Methods. The authors compared the in vivo function and final histological characteristics of fetal mouse mesencephalon xenografts in hemiparkinsonian rats in which immunosuppression was induced by: 1) a short course (2 weeks) of cyclosporin; 2) a long course (8 weeks) of cyclosporin; or 3) a short course of treatment with anti-CD25 mAb. Adult Wistar rats were unilaterally lesioned with 6-hydroxydopamine in their medial forebrain bundle, after which their rotational behavior in response to methamphetamine was quantified. Four groups of 20 rats with rotations numbering greater than six turns per minute received fetal mouse mesencephalon transplants to their dopamine-denervated striatum. Group 1 received no immunosuppression therapy; Group 2 received daily intraperitoneal injections of 10 mg/kg cyclosporin for 2 weeks; Group 3 received daily intraperitoneal injections of 10 mg/kg cyclosporin for 8 weeks; and Group 4 received daily intraperitoneal injections of 1 mg/kg anti-CD25 mAb for 2 weeks. The rats were tested for rotational behavior every 4 weeks and killed after 16 weeks. Surviving xenografts were assessed using immunohistochemical staining for a mouse neuronal marker (Thy-1.2).

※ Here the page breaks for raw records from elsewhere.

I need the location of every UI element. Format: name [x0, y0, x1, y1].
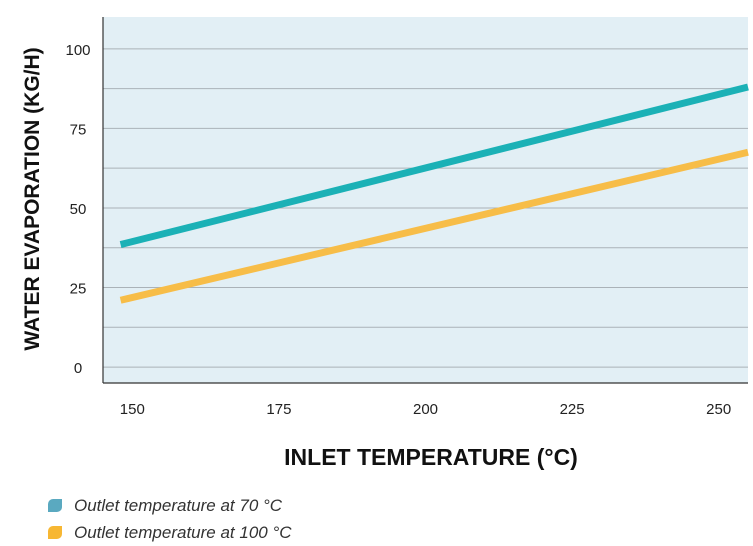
y-tick-label: 75: [70, 121, 87, 138]
legend-label-100: Outlet temperature at 100 °C: [74, 522, 292, 542]
x-tick-labels: 150 175 200 225 250: [120, 401, 731, 418]
y-tick-label: 50: [70, 201, 87, 218]
y-tick-label: 100: [65, 42, 90, 59]
axes: [102, 17, 748, 384]
legend: Outlet temperature at 70 °C Outlet tempe…: [48, 492, 292, 546]
x-tick-label: 175: [266, 401, 291, 418]
series-line-1: [119, 148, 749, 304]
y-tick-labels: 0 25 50 75 100: [65, 42, 90, 377]
plot-area: [103, 17, 748, 383]
legend-label-70: Outlet temperature at 70 °C: [74, 495, 283, 515]
series-lines: [119, 83, 749, 304]
x-tick-label: 200: [413, 401, 438, 418]
y-tick-label: 25: [70, 281, 87, 298]
x-tick-label: 225: [560, 401, 585, 418]
chart: 0 25 50 75 100 150 175 200 225 250 WATER EVAPORA…: [21, 17, 749, 470]
legend-swatch-70: [48, 499, 62, 512]
legend-swatch-100: [48, 526, 62, 539]
x-tick-label: 250: [706, 401, 731, 418]
y-axis-title: WATER EVAPORATION (KG/H): [21, 47, 44, 350]
x-tick-label: 150: [120, 401, 145, 418]
legend-item-70: Outlet temperature at 70 °C: [48, 492, 292, 519]
series-line-0: [119, 83, 749, 248]
legend-item-100: Outlet temperature at 100 °C: [48, 519, 292, 546]
x-axis-title: INLET TEMPERATURE (°C): [284, 444, 578, 470]
y-tick-label: 0: [74, 360, 82, 377]
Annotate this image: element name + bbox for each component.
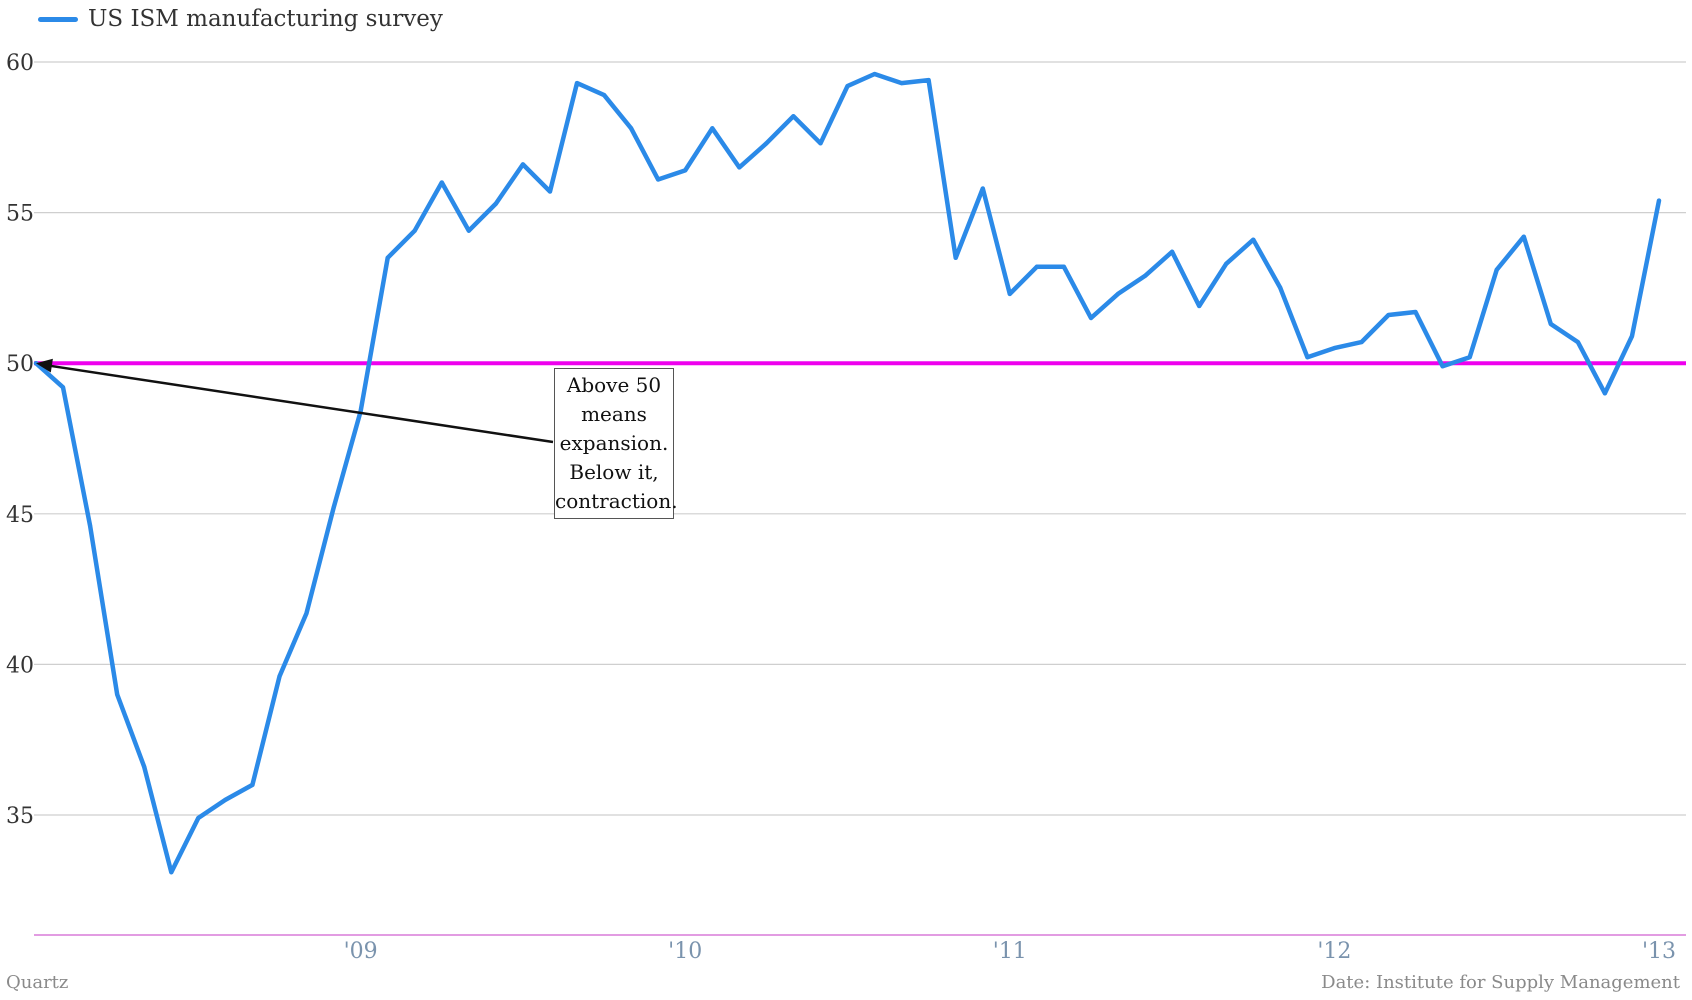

Sixteen weeks after transplant, there were significantly more surviving xenografts in Groups 3 (p < 0.001) and 4 (p < 0.001) compared with control Group 1 (Fisher's exact test) and significantly better functioning xenografts in Groups 3 (p < 0.01) and 4 (p < 0.05) compared with control Group 1 (contrasts of groups following analysis of variance with Bonferroni correction).
Conclusions. A short course of anti-CD25 mAb—induced immunosuppression was as effective as a long course of cyclosporin-induced immunosuppression in this model.